Cartoons are usually directed at kids, but occasionally you’ll get shows like The Simpson’s, South Park or Family Guy that definitely aren’t. However, these cartoons targeted at adults are typically humorous. A cartoon depicting any serious genre just wouldn’t be taken seriously, right? Things seem to change when you start looking at Anime however.
For the uninitiated, Anime is the style of animation that originates from Japan . Classic examples are Speed Racer, Sailor Moon, and Dragon Ball. Those three are sort of cartoonish though. Animes with serious themes are not uncommon, and for some reason they don’t seem to lose any validity despite being animated. A good exaple is the 2001 martial arts anime Baki the Grappler.
Baki the Grappler is about a 13 year old boy named Baki Hanma who wants to be the strongest grappler ever. Yeah, the plot is pretty simple, but why make it complex? After all, Baki is primarily a fighting anime. Anyway, Baki feels that his training regimen hasn’t been good enough. He makes this deduction in the first episode after failing to beat 100 guys in a street fight. “Man, only 37…” Baki says.
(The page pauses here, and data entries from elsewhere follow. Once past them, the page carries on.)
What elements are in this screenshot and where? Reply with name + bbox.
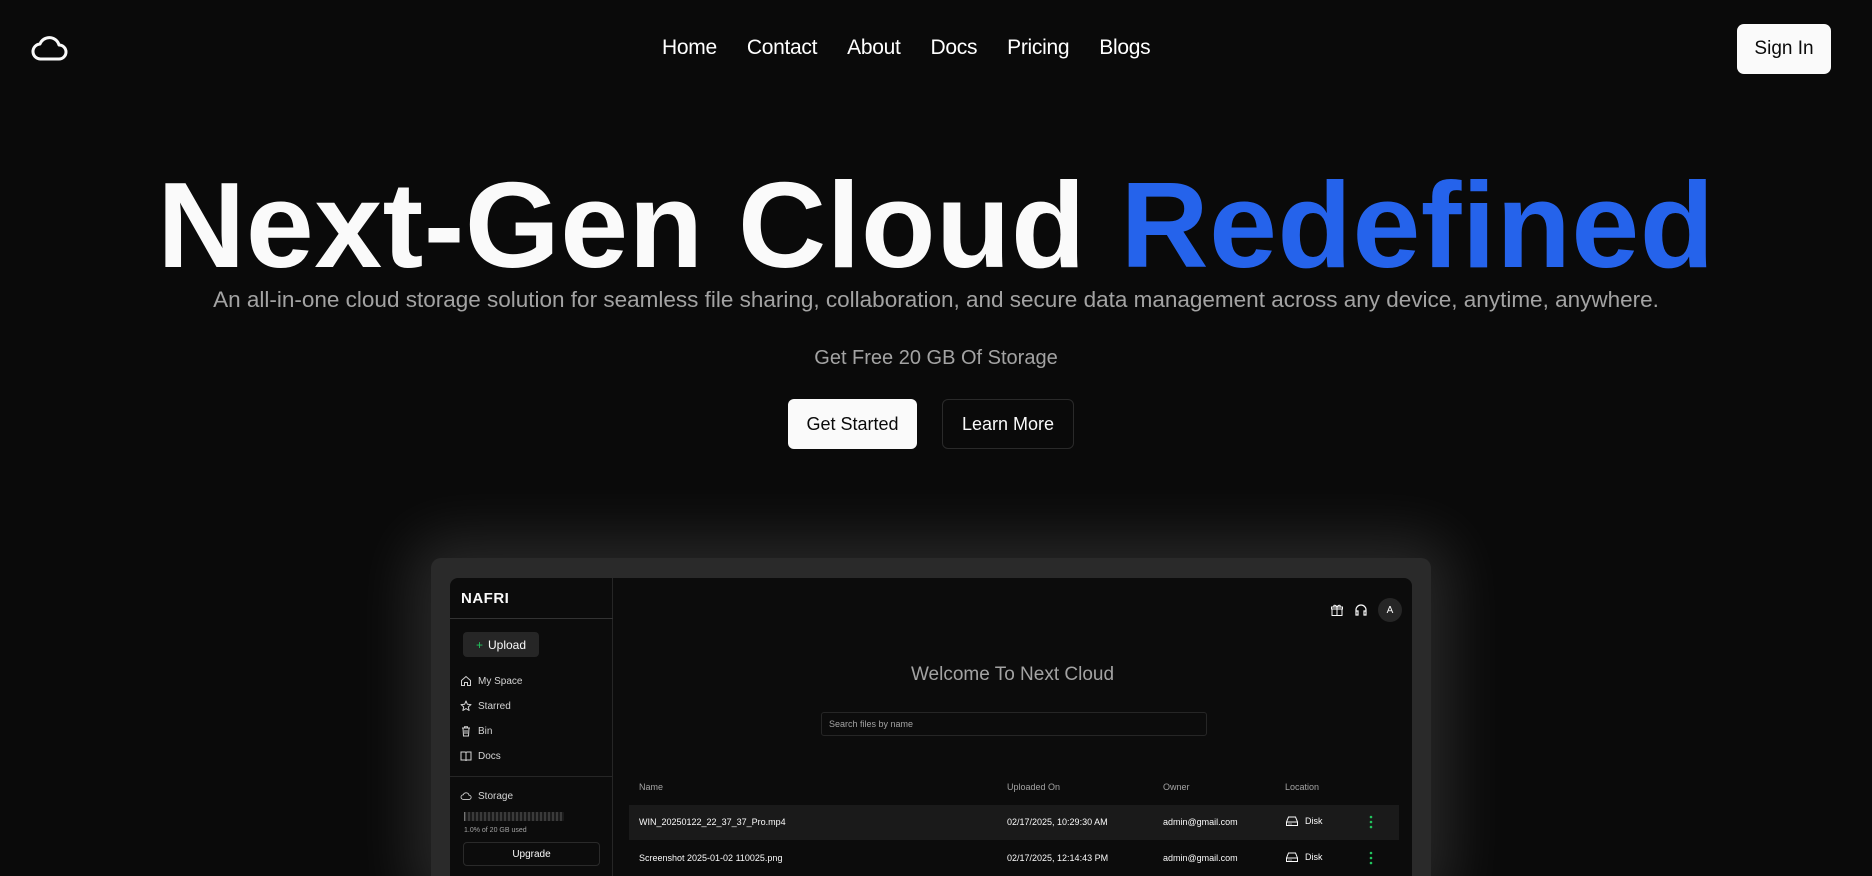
nav-link-about[interactable]: About	[847, 36, 901, 60]
nav-links: Home Contact About Docs Pricing Blogs	[662, 36, 1180, 60]
file-owner: admin@gmail.com	[1163, 817, 1238, 827]
column-header-owner: Owner	[1163, 782, 1190, 792]
table-row[interactable]: Screenshot 2025-01-02 110025.png 02/17/2…	[629, 841, 1399, 876]
star-icon	[460, 700, 472, 711]
location-label: Disk	[1305, 816, 1323, 826]
nav-link-contact[interactable]: Contact	[747, 36, 818, 60]
plus-icon: +	[475, 637, 483, 652]
trash-icon	[462, 726, 470, 737]
sidebar-item-my-space[interactable]: My Space	[460, 675, 522, 687]
sidebar-item-starred[interactable]: Starred	[460, 700, 511, 712]
storage-label: Storage	[478, 790, 514, 802]
sidebar-item-bin[interactable]: Bin	[460, 725, 492, 737]
nav-link-home[interactable]: Home	[662, 36, 717, 60]
hero-title: Next-Gen Cloud Redefined	[0, 160, 1872, 290]
file-location: Disk	[1285, 815, 1323, 827]
file-owner: admin@gmail.com	[1163, 853, 1238, 863]
learn-more-button[interactable]: Learn More	[942, 399, 1074, 449]
storage-progress-bar	[464, 812, 564, 821]
location-label: Disk	[1305, 852, 1323, 862]
divider	[450, 618, 613, 619]
gift-icon[interactable]	[1330, 603, 1344, 617]
headset-icon[interactable]	[1354, 603, 1368, 617]
storage-usage-text: 1.0% of 20 GB used	[464, 827, 527, 834]
disk-icon	[1286, 816, 1298, 826]
column-header-name: Name	[639, 782, 664, 792]
sidebar-item-label: Docs	[478, 750, 501, 762]
column-header-location: Location	[1285, 782, 1320, 792]
nav-link-docs[interactable]: Docs	[931, 36, 978, 60]
top-navbar: Home Contact About Docs Pricing Blogs Si…	[0, 0, 1872, 98]
cloud-icon	[460, 792, 472, 800]
app-sidebar: NAFRI + Upload My Space Starred Bin Docs…	[450, 578, 613, 876]
nav-link-blogs[interactable]: Blogs	[1099, 36, 1150, 60]
nav-link-pricing[interactable]: Pricing	[1007, 36, 1069, 60]
sidebar-item-docs[interactable]: Docs	[460, 750, 501, 762]
disk-icon	[1286, 852, 1298, 862]
sidebar-item-label: My Space	[478, 675, 523, 687]
upload-date: 02/17/2025, 10:29:30 AM	[1007, 817, 1108, 827]
app-preview: NAFRI + Upload My Space Starred Bin Docs…	[450, 578, 1412, 876]
home-icon	[461, 675, 471, 686]
upload-button[interactable]: + Upload	[463, 632, 539, 657]
upload-date: 02/17/2025, 12:14:43 PM	[1007, 853, 1109, 863]
book-icon	[460, 751, 472, 762]
table-row[interactable]: WIN_20250122_22_37_37_Pro.mp4 02/17/2025…	[629, 805, 1399, 840]
header-actions: A	[1330, 598, 1402, 622]
upload-label: Upload	[487, 637, 527, 652]
cloud-icon[interactable]	[30, 33, 70, 63]
upgrade-button[interactable]: Upgrade	[463, 842, 600, 866]
storage-section: Storage	[460, 790, 513, 802]
hero-title-main: Next-Gen Cloud	[157, 157, 1087, 293]
hero-subtitle: An all-in-one cloud storage solution for…	[213, 287, 1659, 312]
search-input[interactable]	[821, 712, 1207, 736]
sidebar-item-label: Starred	[478, 700, 511, 712]
get-started-button[interactable]: Get Started	[788, 399, 917, 449]
free-storage-text: Get Free 20 GB Of Storage	[814, 347, 1058, 369]
column-header-uploaded: Uploaded On	[1007, 782, 1061, 792]
more-options-icon[interactable]	[1366, 814, 1376, 830]
divider	[450, 776, 613, 777]
sign-in-button[interactable]: Sign In	[1737, 24, 1831, 74]
app-main: A Welcome To Next Cloud Name Uploaded On…	[613, 578, 1412, 876]
file-name: Screenshot 2025-01-02 110025.png	[639, 853, 783, 863]
more-options-icon[interactable]	[1366, 850, 1376, 866]
file-name: WIN_20250122_22_37_37_Pro.mp4	[639, 817, 786, 827]
storage-progress-fill	[464, 812, 465, 821]
hero-title-accent: Redefined	[1120, 157, 1715, 293]
sidebar-item-label: Bin	[478, 725, 493, 737]
welcome-heading: Welcome To Next Cloud	[910, 664, 1115, 685]
app-brand: NAFRI	[461, 590, 510, 607]
file-location: Disk	[1285, 851, 1323, 863]
avatar[interactable]: A	[1378, 598, 1402, 622]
Well, I guess I see his point; if you’re going to go against 100 guys, many of which yielding pipes and other objects, then you’d want to beat all 100 (or at least 50, which Baki was apparently “pulling for.”)
Wanting to achieve his ultimate goal, Baki decides to take training into his own hands. This training involves retreating to the wilderness and staying with some dude who sterilizes wounds by setting off gunpowder on the area; beating up freakish animals; and pissing off a horrifyingly large, 15 year old Yakuza boss. 15 years old, that’s no typo. If a kid is only 15 and already a boss of organized crime, then he’s probably pretty damn dangerous. By being the top grappler, Baki hopes to impress (and beat) his estranged father, a badass by the name of Yujiro Hanma.
The first 24 episodes of Baki the Grappler deals with Baki’s training and major plot development that I won’t go into. To be honest, my description above is very simplified as to not divulge too much of the plot. The the next 24 episodes, takes a different approach with Baki competing in an ‘underground’ tournament (underground enough to be held at the Tokyo Dome?!) with about 39 other guys.
Every match is depicted and all of the opponents undergo some degree of character development. I found this to be a lot of fun to watch; who was going to win the next match and go on? It actually got to the point where I wanted secondary characters to win the whole damn thing! Namely (for the people that have watched the show) the Shinshinkai master (and master of arrogance) Katsumi Orochi and wonder surgeon (and overly conceited)Kureha Koushou.
One thing I ‘like’ about the contenders in Baki is that some of them are just downright monsterous; ‘like’ to the point where you just smirk and mumble “what the hell?!” Fighters like Jack Xamma, Andreas Zargon and even Hanayama are just so unbeleiveable. Especially Xamma with his muscle upon mucsle build and fighting tactics that range from mimicing a dog to just standing there like a statue.
As far as the animation and style of the anime; the characters are detailed and the colors are just a bit muted to make it less cartoonish looking. The fight scenes are Matrix-like in terms of style with moves that are overly powerful or gravity defying. Occasionally the action will be slowed down to see what is happening. Other times there are stills during a particularly powerful hit. The fights usually have some sort of commentary to them as well whether it is from someone watching or by the announcer in tournament.
All in all, Baki the Grappler is a fun anime to watch; particularly fun for those who like karate style shows/movies with tons of fight scenes. The plot isn’t as thought provoking as some other animes but that doesn’t really take away from the series. If you like some good ol’ ass kicking action, then take a look a Baki the Grappler.